Deeper Insight into the concept of the limit of functions

[00:00:00]Think of a limit as answering one simple question.

[00:00:03]What value is a function approaching as the input gets closer and closer to a particular point?

[00:00:09]The key word is approaching.

[00:00:11]We are not concerned with the value exactly at the point at first. We are interested in the trend of the function from nearby values.

[00:00:20]In the first solution, the function had different formulas on the left and right sides of a point.

[00:00:26]To determine whether the limit exists, we examined the left-hand limit and the right-hand limit separately.

[00:00:32]The left-hand limit tells us what happens when we approach the point from values smaller than the point.

[00:00:38]The right-hand limit tells us what happens when we approach from values larger than the point.

[00:00:44]A useful analogy is to imagine two students walking toward the same classroom from opposite ends of a corridor.

[00:00:52]If both students arrive at the same classroom, then there is agreement. In the language of limits, the left-hand limit and right-hand limit are equal.

[00:01:01]When this happens, the limit exists and equals that common value.

[00:01:05]However, the actual value of the function at the point may be different.

[00:01:09]This is one of the most important ideas in calculus.

[00:01:12]A limit depends on nearby values, while a function value depends on what the function is specifically assigned at that point.

[00:01:21]Therefore, it is possible for a limit to exist even when the function value is different. When that happens, the graph has a discontinuity, often called a removable discontinuity, because the mismatch can be fixed by redefining the function value.

[00:01:35]The second solution explains the general conditions under which a limit exists at a point x equals a.

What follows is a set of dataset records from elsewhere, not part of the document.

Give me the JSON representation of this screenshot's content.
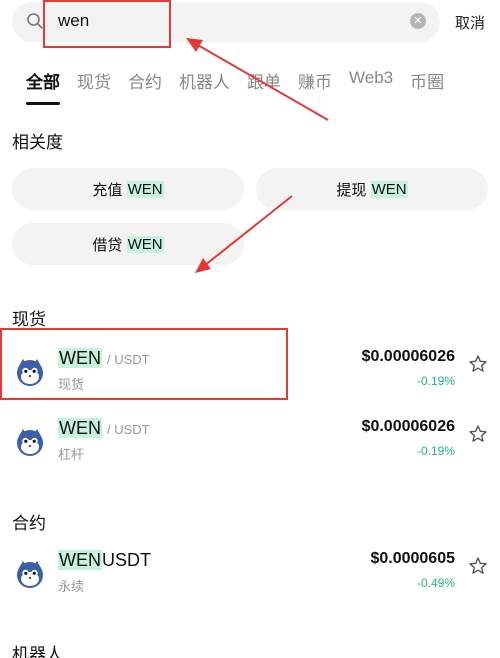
{
  "search": {
    "query": "wen",
    "cancel_label": "取消"
  },
  "tabs": [
    {
      "label": "全部",
      "active": true
    },
    {
      "label": "现货",
      "active": false
    },
    {
      "label": "合约",
      "active": false
    },
    {
      "label": "机器人",
      "active": false
    },
    {
      "label": "跟单",
      "active": false
    },
    {
      "label": "赚币",
      "active": false
    },
    {
      "label": "Web3",
      "active": false
    },
    {
      "label": "币圈",
      "active": false
    }
  ],
  "relevance": {
    "title": "相关度",
    "chips": [
      {
        "prefix": "充值",
        "keyword": "WEN"
      },
      {
        "prefix": "提现",
        "keyword": "WEN"
      },
      {
        "prefix": "借贷",
        "keyword": "WEN"
      }
    ]
  },
  "spot": {
    "title": "现货",
    "rows": [
      {
        "base": "WEN",
        "quote": "/ USDT",
        "subtitle": "现货",
        "price": "$0.00006026",
        "change": "-0.19%"
      },
      {
        "base": "WEN",
        "quote": "/ USDT",
        "subtitle": "杠杆",
        "price": "$0.00006026",
        "change": "-0.19%"
      }
    ]
  },
  "futures": {
    "title": "合约",
    "rows": [
      {
        "base": "WEN",
        "suffix": "USDT",
        "subtitle": "永续",
        "price": "$0.0000605",
        "change": "-0.49%"
      }
    ]
  },
  "bots": {
    "title": "机器人"
  },
  "icons": {
    "search": "search-icon",
    "clear": "clear-icon",
    "star": "star-icon",
    "coin": "wen-coin-avatar"
  },
  "colors": {
    "highlight": "#c7f2dd",
    "change_green": "#1fb77f",
    "annotation_red": "#e53935",
    "search_bg": "#f3f3f4"
  }
}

[00:01:42]These conditions are not separate facts to memorize. They form a logical test.

[00:01:47]First, the left-hand limit must exist.

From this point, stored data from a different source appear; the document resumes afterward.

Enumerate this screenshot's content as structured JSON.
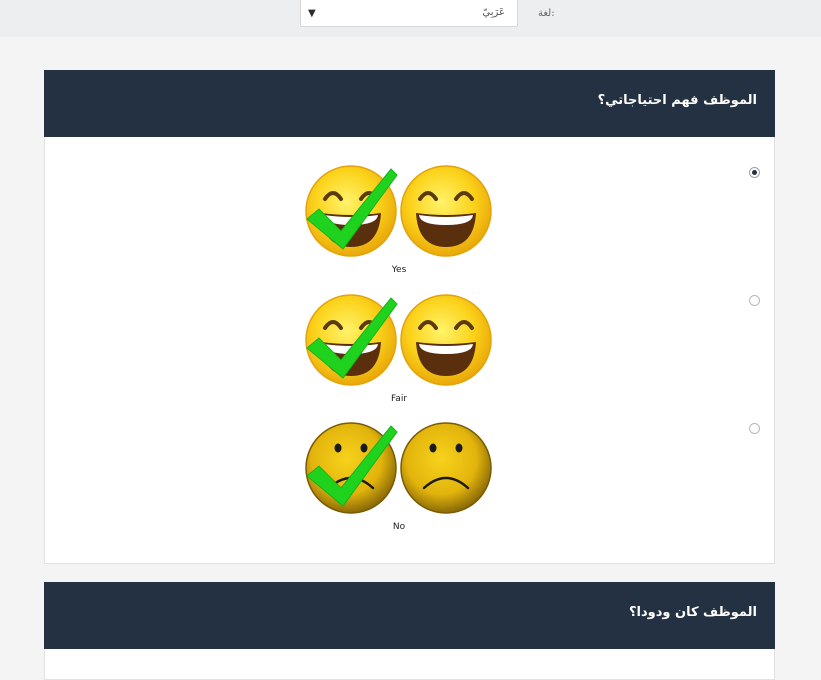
{
  "language": {
    "label": "لغة:",
    "selected": "عَرَبِيّ",
    "arrow_icon": "triangle-down-icon"
  },
  "questions": [
    {
      "title": "الموظف فهم احتياجاتي؟",
      "options": [
        {
          "caption": "Yes",
          "selected": true,
          "face": "happy"
        },
        {
          "caption": "Fair",
          "selected": false,
          "face": "happy"
        },
        {
          "caption": "No",
          "selected": false,
          "face": "sad"
        }
      ]
    },
    {
      "title": "الموظف كان ودودا؟"
    }
  ],
  "colors": {
    "header_bg": "#233142",
    "page_bg": "#f4f4f4",
    "checkmark": "#1ed21e",
    "face_yellow": "#fbd21a"
  }
}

[00:01:50]This means the function should approach a definite value from the left side of a.

[00:01:54]Second, the right-hand limit must exist.

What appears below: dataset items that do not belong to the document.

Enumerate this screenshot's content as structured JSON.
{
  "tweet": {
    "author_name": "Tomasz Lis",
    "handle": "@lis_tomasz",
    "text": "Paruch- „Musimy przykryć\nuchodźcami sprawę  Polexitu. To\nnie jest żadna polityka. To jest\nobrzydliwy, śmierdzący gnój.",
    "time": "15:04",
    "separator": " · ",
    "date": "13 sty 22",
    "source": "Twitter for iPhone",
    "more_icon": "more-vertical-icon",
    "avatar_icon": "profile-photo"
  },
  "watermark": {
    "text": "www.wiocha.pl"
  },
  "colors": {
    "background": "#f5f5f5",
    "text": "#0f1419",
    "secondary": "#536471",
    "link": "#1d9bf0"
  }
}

[00:01:57]This means the function should also approach a definite value from the right side of A.

[00:02:02]Third, and most importantly, these two values must be equal.

[00:02:07]If even one of these conditions fails, the limit does not exist.

[00:02:12]For example, if the left-hand limit is three and the right-hand limit is five, there is no single value that the function approaches.

[00:02:19]It would be like one student arriving at room three and another arriving at room five.

[00:02:24]There is no common destination.

[00:02:26]Notice that the conditions say nothing about the actual value f of A.

[00:02:30]This is deliberate.

[00:02:32]The existence of a limit depends entirely on the behavior of the function near the point, not necessarily at the point itself.

[00:02:40]Many students confuse limits with function values, but they are different concepts.

[00:02:45]The big idea connecting both solutions is this. Whenever you are asked whether a limit exists, always check the left-hand limit, check the right-hand limit, and compare them.

[00:02:56]If they exist and are equal, the limit exists.

[00:03:00]After that, compare the limit with the actual function value.

[00:03:04]If they are equal, the function is continuous at that point. If they are different, the limit still exists, but the function is not continuous there.

[00:03:13]This simple procedure will solve most introductory limit problems correctly and confidently.